The DocBook Encoding Initiative or “TextBook”?
In a lot of ways, DocBook and the TEI are very similar. I spent most of today looking over the TEI Meta language and the constructs in DocBook and the TEI. Maybe it’s possible to design our schemas so that they can easily interoperate. In any event, a few touristy snaps of Oxford as well.
I think there’s always been some good-humored competition between DocBook and the TEI. Or maybe it’s just between Sebastian and myself; his invitation to join the TEI Meta working group came in a message with the subject “Working with the enemy?” It was an invitation that I accepted gladly.
In a lot of ways, DocBook and the TEI are very similar: they are both large, rich schemas designed for marking up textual documents in ways that convey semantic information relevant to a human reader. And while each has particular strengths, to a certain extent, both can stretch to fill the others shoes: many of the Oxford University Computing Services web pages are created from a TEI extension and I’ve seen works on Islamic architecture authored in DocBook.
The working groups responsible for DocBook and the TEI are both considering how to migrate to their next major versions (coincidentally, both of which will be version 5). The groups are also, less coincidentally I think, both actively exploring RELAX NG as the natural schema language in which to express their designs.

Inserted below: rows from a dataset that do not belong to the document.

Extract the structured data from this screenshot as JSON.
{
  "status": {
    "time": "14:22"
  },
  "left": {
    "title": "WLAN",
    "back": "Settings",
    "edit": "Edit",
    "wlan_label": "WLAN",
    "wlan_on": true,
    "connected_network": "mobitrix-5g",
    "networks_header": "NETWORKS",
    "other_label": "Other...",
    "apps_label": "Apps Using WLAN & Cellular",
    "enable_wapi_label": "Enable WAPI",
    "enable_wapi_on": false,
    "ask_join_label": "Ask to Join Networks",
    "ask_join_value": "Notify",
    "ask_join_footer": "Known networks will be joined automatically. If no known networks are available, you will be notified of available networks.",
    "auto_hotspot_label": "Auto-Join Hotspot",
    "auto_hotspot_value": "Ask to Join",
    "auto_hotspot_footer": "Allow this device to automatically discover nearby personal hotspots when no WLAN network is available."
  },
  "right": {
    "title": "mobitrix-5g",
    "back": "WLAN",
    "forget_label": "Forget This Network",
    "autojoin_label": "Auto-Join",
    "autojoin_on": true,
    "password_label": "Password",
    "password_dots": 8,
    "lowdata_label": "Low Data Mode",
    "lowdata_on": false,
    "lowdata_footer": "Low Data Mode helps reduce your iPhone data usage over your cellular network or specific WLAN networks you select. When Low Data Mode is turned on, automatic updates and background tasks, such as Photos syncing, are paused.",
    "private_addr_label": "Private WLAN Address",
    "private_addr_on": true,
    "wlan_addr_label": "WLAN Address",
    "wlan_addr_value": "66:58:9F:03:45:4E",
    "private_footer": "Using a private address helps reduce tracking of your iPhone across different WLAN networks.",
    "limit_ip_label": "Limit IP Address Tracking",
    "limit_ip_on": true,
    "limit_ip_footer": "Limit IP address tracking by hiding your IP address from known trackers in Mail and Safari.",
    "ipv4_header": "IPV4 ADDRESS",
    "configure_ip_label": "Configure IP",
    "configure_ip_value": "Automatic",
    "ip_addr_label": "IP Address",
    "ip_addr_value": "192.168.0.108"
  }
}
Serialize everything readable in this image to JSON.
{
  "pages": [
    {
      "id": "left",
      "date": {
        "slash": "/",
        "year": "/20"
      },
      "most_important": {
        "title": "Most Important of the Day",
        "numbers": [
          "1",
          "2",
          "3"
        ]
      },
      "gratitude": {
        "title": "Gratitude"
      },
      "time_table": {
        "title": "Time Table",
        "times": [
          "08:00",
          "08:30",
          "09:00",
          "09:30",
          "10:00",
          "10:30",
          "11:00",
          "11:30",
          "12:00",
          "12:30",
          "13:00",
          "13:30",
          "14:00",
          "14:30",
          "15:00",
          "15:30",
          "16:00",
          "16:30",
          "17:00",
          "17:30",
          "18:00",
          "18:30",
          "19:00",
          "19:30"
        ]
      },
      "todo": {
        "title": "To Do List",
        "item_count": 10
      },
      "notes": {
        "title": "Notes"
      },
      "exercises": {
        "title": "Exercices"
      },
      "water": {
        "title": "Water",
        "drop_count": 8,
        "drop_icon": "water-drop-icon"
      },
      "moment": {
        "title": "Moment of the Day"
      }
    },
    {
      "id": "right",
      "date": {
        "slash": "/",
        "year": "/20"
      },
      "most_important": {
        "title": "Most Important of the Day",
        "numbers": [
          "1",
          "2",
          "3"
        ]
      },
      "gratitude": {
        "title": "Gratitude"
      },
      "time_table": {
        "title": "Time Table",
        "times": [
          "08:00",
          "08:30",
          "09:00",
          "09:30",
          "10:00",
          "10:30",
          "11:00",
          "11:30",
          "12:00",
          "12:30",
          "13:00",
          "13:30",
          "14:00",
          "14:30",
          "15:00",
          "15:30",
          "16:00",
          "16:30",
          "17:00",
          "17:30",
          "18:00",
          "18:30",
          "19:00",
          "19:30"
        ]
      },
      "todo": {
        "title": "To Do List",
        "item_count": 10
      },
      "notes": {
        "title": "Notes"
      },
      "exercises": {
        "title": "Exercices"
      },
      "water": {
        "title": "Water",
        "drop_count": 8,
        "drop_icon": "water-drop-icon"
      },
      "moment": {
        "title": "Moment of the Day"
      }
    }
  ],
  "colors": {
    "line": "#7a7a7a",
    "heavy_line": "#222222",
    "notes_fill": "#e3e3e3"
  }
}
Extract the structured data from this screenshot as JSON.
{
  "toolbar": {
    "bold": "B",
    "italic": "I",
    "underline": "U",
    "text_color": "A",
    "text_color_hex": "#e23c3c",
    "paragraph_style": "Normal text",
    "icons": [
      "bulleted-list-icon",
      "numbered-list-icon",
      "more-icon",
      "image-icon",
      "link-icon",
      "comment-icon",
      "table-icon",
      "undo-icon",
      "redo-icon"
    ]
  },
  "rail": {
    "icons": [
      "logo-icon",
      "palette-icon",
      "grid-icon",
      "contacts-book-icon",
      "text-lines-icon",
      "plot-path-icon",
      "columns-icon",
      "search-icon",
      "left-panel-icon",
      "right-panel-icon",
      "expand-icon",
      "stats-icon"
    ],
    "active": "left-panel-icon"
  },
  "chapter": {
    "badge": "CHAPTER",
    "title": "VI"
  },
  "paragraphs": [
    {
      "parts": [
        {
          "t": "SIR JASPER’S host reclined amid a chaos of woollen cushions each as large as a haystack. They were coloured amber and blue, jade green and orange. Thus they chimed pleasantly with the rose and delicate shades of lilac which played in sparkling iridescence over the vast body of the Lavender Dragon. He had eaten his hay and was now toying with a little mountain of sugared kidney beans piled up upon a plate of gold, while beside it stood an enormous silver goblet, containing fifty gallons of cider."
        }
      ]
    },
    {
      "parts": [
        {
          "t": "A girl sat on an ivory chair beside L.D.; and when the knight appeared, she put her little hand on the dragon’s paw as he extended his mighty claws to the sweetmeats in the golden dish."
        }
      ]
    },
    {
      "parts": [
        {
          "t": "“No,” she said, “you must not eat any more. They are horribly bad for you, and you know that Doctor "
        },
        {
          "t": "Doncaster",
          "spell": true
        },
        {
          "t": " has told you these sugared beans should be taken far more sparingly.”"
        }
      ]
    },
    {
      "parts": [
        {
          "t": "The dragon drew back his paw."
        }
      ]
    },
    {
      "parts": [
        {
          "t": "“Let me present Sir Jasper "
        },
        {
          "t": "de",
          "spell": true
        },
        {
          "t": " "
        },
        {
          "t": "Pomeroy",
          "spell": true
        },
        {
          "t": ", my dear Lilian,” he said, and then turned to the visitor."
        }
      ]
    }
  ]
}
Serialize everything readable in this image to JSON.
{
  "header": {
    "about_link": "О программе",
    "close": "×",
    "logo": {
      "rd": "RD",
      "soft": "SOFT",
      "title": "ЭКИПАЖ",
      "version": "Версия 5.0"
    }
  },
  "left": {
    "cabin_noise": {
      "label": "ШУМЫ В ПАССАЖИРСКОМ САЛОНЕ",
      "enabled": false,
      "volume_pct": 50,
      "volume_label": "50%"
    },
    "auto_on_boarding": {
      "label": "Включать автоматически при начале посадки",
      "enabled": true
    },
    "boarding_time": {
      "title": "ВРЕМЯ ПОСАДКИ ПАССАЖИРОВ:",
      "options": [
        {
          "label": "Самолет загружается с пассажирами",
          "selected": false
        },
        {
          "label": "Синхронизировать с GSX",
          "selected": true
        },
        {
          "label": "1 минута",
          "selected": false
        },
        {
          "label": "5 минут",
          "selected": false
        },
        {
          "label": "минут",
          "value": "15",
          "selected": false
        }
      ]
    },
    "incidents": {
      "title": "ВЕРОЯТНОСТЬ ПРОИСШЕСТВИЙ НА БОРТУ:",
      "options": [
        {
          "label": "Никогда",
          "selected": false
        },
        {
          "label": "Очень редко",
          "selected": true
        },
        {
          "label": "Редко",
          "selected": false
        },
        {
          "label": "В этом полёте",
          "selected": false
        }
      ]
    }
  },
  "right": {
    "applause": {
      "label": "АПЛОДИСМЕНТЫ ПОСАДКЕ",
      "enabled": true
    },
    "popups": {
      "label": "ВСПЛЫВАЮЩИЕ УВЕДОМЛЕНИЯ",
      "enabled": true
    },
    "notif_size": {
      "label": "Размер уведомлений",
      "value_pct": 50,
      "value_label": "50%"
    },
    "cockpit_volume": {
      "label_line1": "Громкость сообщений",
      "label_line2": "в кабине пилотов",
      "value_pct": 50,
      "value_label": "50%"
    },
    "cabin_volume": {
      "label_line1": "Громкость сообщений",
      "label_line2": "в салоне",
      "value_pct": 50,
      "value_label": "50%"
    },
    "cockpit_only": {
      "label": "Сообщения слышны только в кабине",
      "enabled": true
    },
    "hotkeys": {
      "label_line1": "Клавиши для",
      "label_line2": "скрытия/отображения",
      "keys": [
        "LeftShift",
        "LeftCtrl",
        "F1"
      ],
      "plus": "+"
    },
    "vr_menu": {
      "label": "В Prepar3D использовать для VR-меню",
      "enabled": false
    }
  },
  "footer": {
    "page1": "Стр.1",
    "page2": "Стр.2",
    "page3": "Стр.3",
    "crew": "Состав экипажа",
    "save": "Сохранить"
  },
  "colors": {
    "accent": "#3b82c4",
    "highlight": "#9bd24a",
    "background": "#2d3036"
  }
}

Since I was already on this side of the pond for other business and a few days vacation, I jumped at the chance to come down to Oxford for a day and meet face-to-face.


So Sebastian Rahtz , Lou Burnard , and I spent most of today looking over the TEI Meta language and the markup constructs in DocBook and the TEI. As we pored over the schemas, we talked about the best way to express one constraint or another. The TEI is built from a true literate programming system, so there were some interesting issues to discuss.

One topic that we came back to many times was, would it be possible to design our schemas so that they could easily import modules from each other? For example, could DocBook be structured so that TEI could easily import the GUI inlines if someone wanted to write a book about computer software in TEI? Or could TEI be structured so that DocBook could easily import markup for dictionary entries if someone wanted to write a dictionary about computer terms.
In a DTD world, I think this would have been practically impossible. But RELAX NG deals a lot more intelligently with extension; constructs like interleave can be used to extend patterns without completely redefining them. (In DTDs, parameter entities can be defined exactly once so you really have to jump through hoops.)
With a little coordination, I think we’ll be able to define “link points,” where DocBook and the TEI share common pattern names. I believe that will make it possible to insert modules across schema boundaries at those points.
Who’s Namespace is This?
For inline elements and elements with very specific content models,
it seems reasonable to use namespaces. So a DocBook guimenuitem
might be a db:guimenuitem
in the TEI (assuming we put
DocBook in a namespace).
Now consider the following scenario. Suppose it’s possible to configure DocBook and the TEI so that DocBook can import the TEI module that supports markup for plays. It’s a stretch, but maybe you’re writing a book that uses dialog between two programmers to make your points.
At some point inside the dialog markup, you’re going to get to
“paragraphs” and you’re going to want DocBook
para
’s, not TEI p
s. If DocBook and the
TEI coordinate well, customizations like this will work just fine. The
module for plays will interleave itself into the right patterns so that
it can be used in DocBook and it will refer to some pattern for “paragraph
content” that will be appopriately defined in each schema.
What namespace should the play elements be in? Are they TEI elements with DocBook content, or are they DocBook elements isomorphic to the TEI elements? Should DocBook and TEI be in the same namespace?
(Maybe you disagree and think that after you switch to TEI, it’s TEI all the way to the leaves. That’s a defensible position, but I don’t think it’s as interesting or useful.)
Comments
The link to TEI at the top goes to "Tax Executives Institute". I assume you meant http://www.tei-c.org/
Indeed. A natural hazard of off-line composition, I suppose.
I think you spelled Sebastian's name wrong. Yes, write a book on TEI / Docbook interleaving...(grin) There are hard decisions to know what markup to use...I think it all boils down to tools... but what do I know. I'm using LaTeX currently due to the toolset and the finer granularity in this.
Les
Ack. Thanks, Les, and sorry, Sebastian. Fixed.
You spelled my name wrong too. You might also like to fix the URL for the OUCS website: it should be http://www.oucs.ox.ac.uk Nice pictures though.
Happy new year!
Lou
Errr. No. 1. Different purposes? 2. V.little overlap[docbook vs tei] 3. SR steals from charities.